By the start of this week it looked as if Khan would be chosen by consensus, the ICC’s preferred method of appointment, when last-minute objections came in from Spain and Mauritius.
The objections came from Mauritius focused less on Karim as an individual, but that he was nominated by the British government. Mauritius had been infuriated that UK ministers had for a second time said they had no need to abide by rulings of international UN courts in the dispute over its sovereignty of the Chagos Islands in the Indian Ocean.
Karim will have to decide the next steps on the investigation into war crimes in Afghanistan, and the contentious investigation into the 2014 Israel-Palestinian conflict in Gaza. The European parliament this week called for a worldwide ban on arms sales to Saudi Arabia, also called for an ICC war crimes investigation into the civil war in Yemen.
The administration of the then US president Donald Trump hit Bensouda and another senior ICC official last year with sanctions including a travel ban and an asset freeze over the inquiry, which includes alleged US war crimes in Afghanistan.

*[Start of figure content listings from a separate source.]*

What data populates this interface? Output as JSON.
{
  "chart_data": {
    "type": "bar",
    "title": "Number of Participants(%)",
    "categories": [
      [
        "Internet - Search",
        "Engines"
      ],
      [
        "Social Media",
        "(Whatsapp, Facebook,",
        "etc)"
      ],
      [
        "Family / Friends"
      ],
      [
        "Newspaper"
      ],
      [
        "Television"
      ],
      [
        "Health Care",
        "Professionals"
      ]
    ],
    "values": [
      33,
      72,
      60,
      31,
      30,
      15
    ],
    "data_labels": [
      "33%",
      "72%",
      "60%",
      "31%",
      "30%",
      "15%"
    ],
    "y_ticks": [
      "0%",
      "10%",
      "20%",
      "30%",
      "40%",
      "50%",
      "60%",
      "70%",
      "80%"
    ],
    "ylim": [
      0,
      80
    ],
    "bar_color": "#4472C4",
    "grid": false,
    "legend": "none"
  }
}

Israel – which is also not an ICC member – has strongly opposed the inquiry into alleged war crimes by Israeli forces and Palestinian armed groups.
ICC judges, however, ruled last week that the court had jurisdiction over Palestine, paving the way for a full investigation after a five-year preliminary inquiry opened by Bensouda.
Bensouda has recently secured high-profile convictions against Ugandan child soldier turned Lord’s Resistance Army commander Dominic Ongwen, and Congolese warlord Bosco “Terminator” Nagana.